Quite relevantly, PD 1031 repealed inter alia, Sec 4, of PD. 991. On the same date of 22 Sept 1976, Marcos issued PD. 1033, stating the
questions to he submitted to the people in the referendum-plebiscite on Oct 16, 1976. The PD recites in its “whereas” clauses that the
people’s continued opposition to the convening of the interim NA evinces their desire to have such body abolished and replaced thru a
constitutional amendment, providing for a new interim legislative body, which will be submitted directly to the people in the referendum-
plebiscite of Oct 16.
On September 27, 1976, Atty. Pablito Sanidad filed a Prohibition with Preliminary Injunction seeking to enjoin the COMELEC from holding
and conducting the Referendum Plebiscite on Oct 16; to declare without force and effect PD Nos. 991 and 1033, insofar as they propose
amendments to the Constitution, as well as PD 1031, insofar as it directs the COMELEC to supervise, control, hold, and conduct the
Referendum-Plebiscite scheduled on Oct 16, 1976.Petitioners contend that under the 1935 and 1973 Constitutions there is no grant to
the incumbent President to exercise the constituent power to propose amendments to the new Constitution. As a consequence, the
Referendum-Plebiscite on Oct 16 has no constitutional or legal basis.
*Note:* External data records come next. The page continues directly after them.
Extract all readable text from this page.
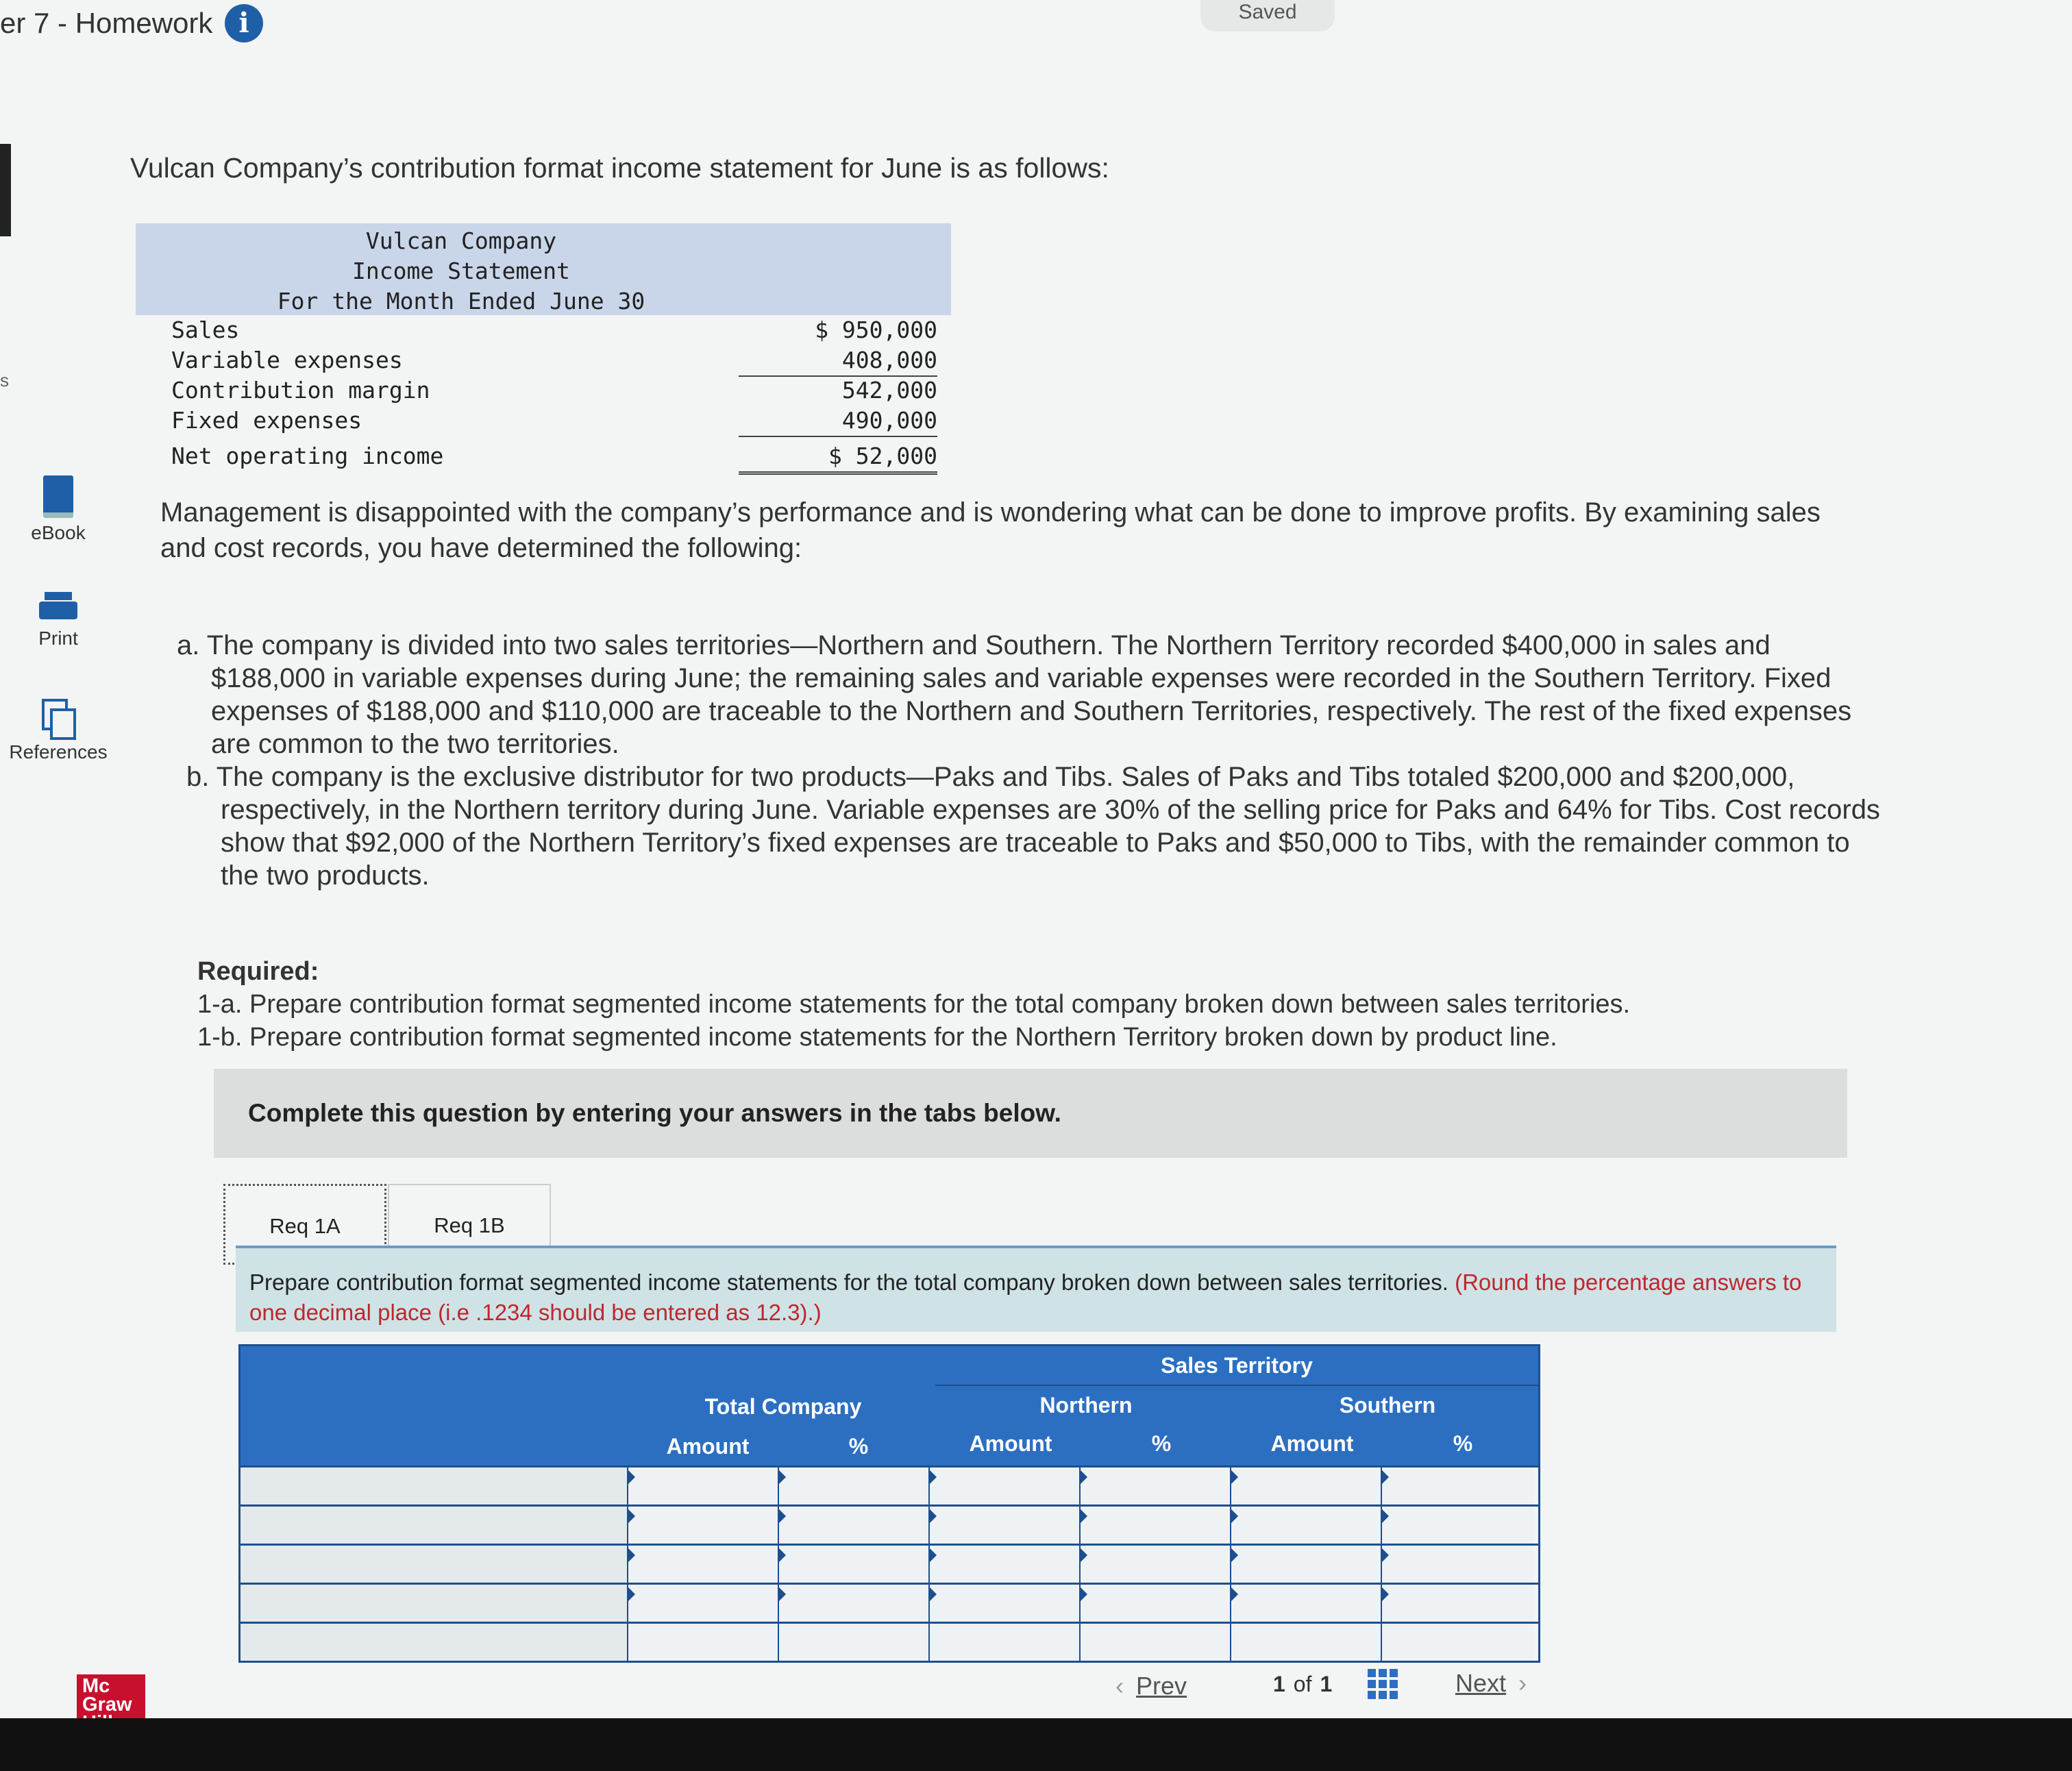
er 7 - Homework i	Saved
s
eBook
Print
References
Vulcan Company’s contribution format income statement for June is as follows:
Vulcan Company
Income Statement
For the Month Ended June 30
Sales	$ 950,000
Variable expenses	408,000
Contribution margin	542,000
Fixed expenses	490,000
Net operating income	$ 52,000
Management is disappointed with the company’s performance and is wondering what can be done to improve profits. By examining sales and cost records, you have determined the following:
a. The company is divided into two sales territories—Northern and Southern. The Northern Territory recorded $400,000 in sales and $188,000 in variable expenses during June; the remaining sales and variable expenses were recorded in the Southern Territory. Fixed expenses of $188,000 and $110,000 are traceable to the Northern and Southern Territories, respectively. The rest of the fixed expenses are common to the two territories.
b. The company is the exclusive distributor for two products—Paks and Tibs. Sales of Paks and Tibs totaled $200,000 and $200,000, respectively, in the Northern territory during June. Variable expenses are 30% of the selling price for Paks and 64% for Tibs. Cost records show that $92,000 of the Northern Territory’s fixed expenses are traceable to Paks and $50,000 to Tibs, with the remainder common to the two products.
Required:
1-a. Prepare contribution format segmented income statements for the total company broken down between sales territories.
1-b. Prepare contribution format segmented income statements for the Northern Territory broken down by product line.
Complete this question by entering your answers in the tabs below.
Req 1A	Req 1B
Prepare contribution format segmented income statements for the total company broken down between sales territories. (Round the percentage answers to one decimal place (i.e .1234 should be entered as 12.3).)
Sales Territory
Total Company	Northern	Southern
Amount	%	Amount	%	Amount	%
Mc
Graw
‹ Prev	1 of 1	Next ›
The Sol-Gen contended that the question is political in nature hence
the court cannot take cognizance of it. The Sol-Gen principally maintains that petitioners have no standing to sue; the issue raised is
political in nature, beyond judicial cognizance of the SC; at this state of the transition period, only the incumbent President has the
authority to exercise constituent power; the referendum-plebiscite is a step towards normalization.
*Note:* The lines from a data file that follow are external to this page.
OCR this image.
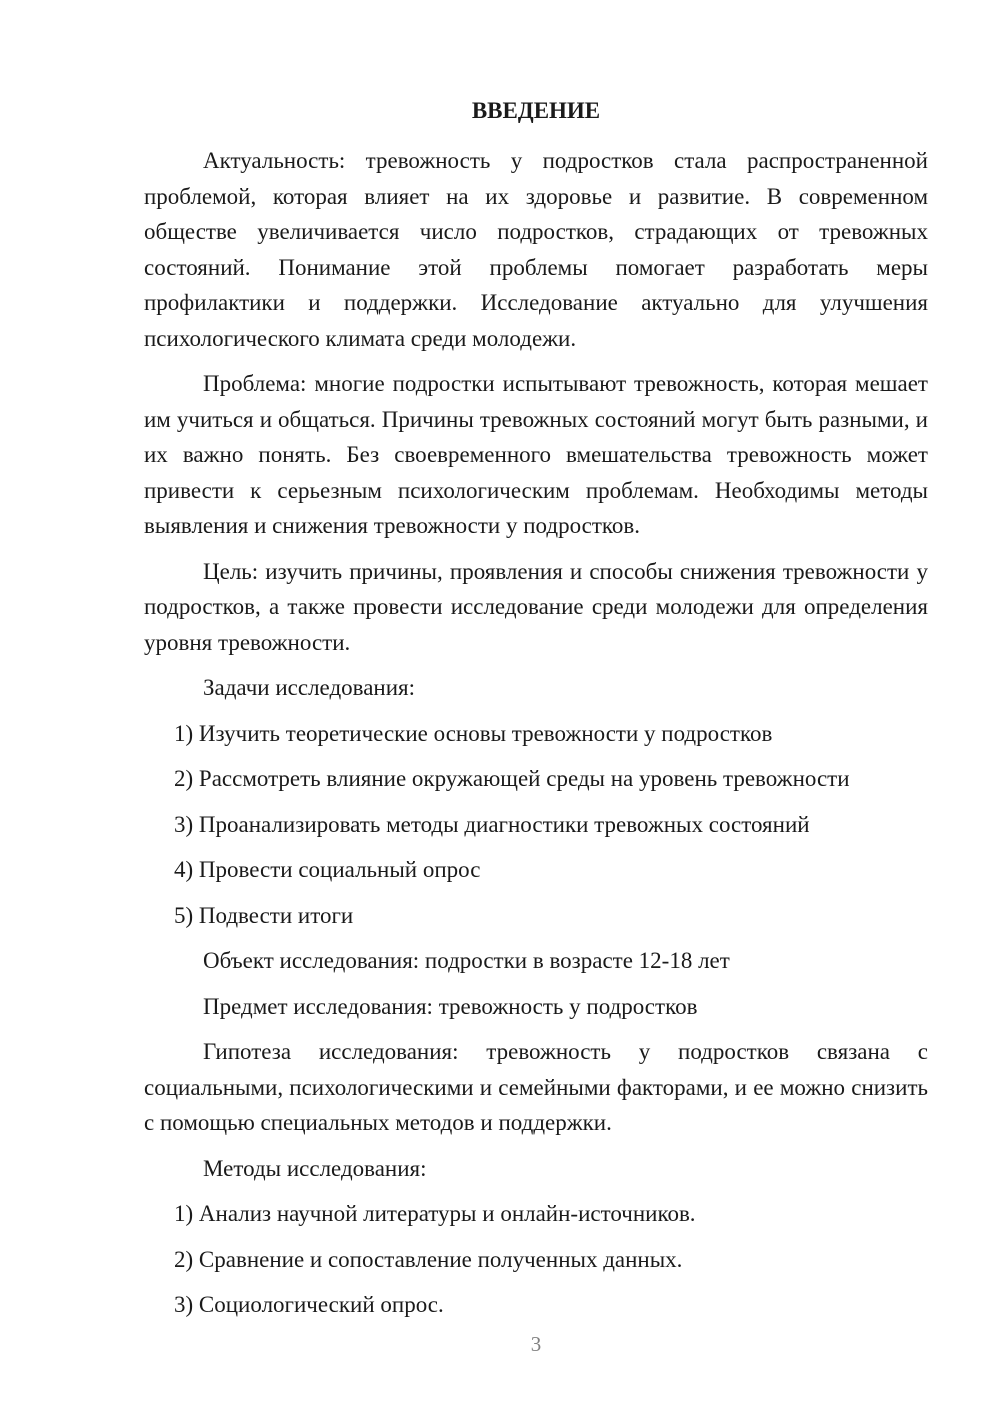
ВВЕДЕНИЕ

Актуальность: тревожность у подростков стала распространенной проблемой, которая влияет на их здоровье и развитие. В современном обществе увеличивается число подростков, страдающих от тревожных состояний. Понимание этой проблемы помогает разработать меры профилактики и поддержки. Исследование актуально для улучшения психологического климата среди молодежи.

Проблема: многие подростки испытывают тревожность, которая мешает им учиться и общаться. Причины тревожных состояний могут быть разными, и их важно понять. Без своевременного вмешательства тревожность может привести к серьезным психологическим проблемам. Необходимы методы выявления и снижения тревожности у подростков.

Цель: изучить причины, проявления и способы снижения тревожности у подростков, а также провести исследование среди молодежи для определения уровня тревожности.

Задачи исследования:

1) Изучить теоретические основы тревожности у подростков

2) Рассмотреть влияние окружающей среды на уровень тревожности

3) Проанализировать методы диагностики тревожных состояний

4) Провести социальный опрос

5) Подвести итоги

Объект исследования: подростки в возрасте 12-18 лет

Предмет исследования: тревожность у подростков

Гипотеза исследования: тревожность у подростков связана с социальными, психологическими и семейными факторами, и ее можно снизить с помощью специальных методов и поддержки.

Методы исследования:

1) Анализ научной литературы и онлайн-источников.

2) Сравнение и сопоставление полученных данных.

3) Социологический опрос.

3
ISSUE: Whether or not the issue is a political question.
HELD: The SC ruled that the issue is not a political question but rather a justiciable one. This is especially true in cases where the power
of the Presidency to initiate the amending process by proposals of amendments, a function normally exercised by the legislature, is
seriously doubted. Political questions are neatly associated with the wisdom, not the legality of a particular act. Where the vortex
of the controversy refers to the legality or validity of the contested act, that matter is definitely justiciable or non-political. What
is confronting the SC is not the wisdom of the act of the incumbent President in proposing amendments to the Constitution,
but his constitutional authority to perform such act or to assume the power of a constituent assembly. Whether the amending
process confers on the President that power to propose amendments is therefore a downright justiciable question. Should the
contrary be found, the actuation of the President would merely be a brutum fulmen. If the Constitution provides how it may be
amended, the judiciary as the interpreter of that Constitution, can declare whether the procedure followed or the authority
assumed was valid or not.
This petition is however dismissed. The President, who was also the legislature, can propose amendments to the Constitution and he
was able to present those proposals to the people in sufficient time.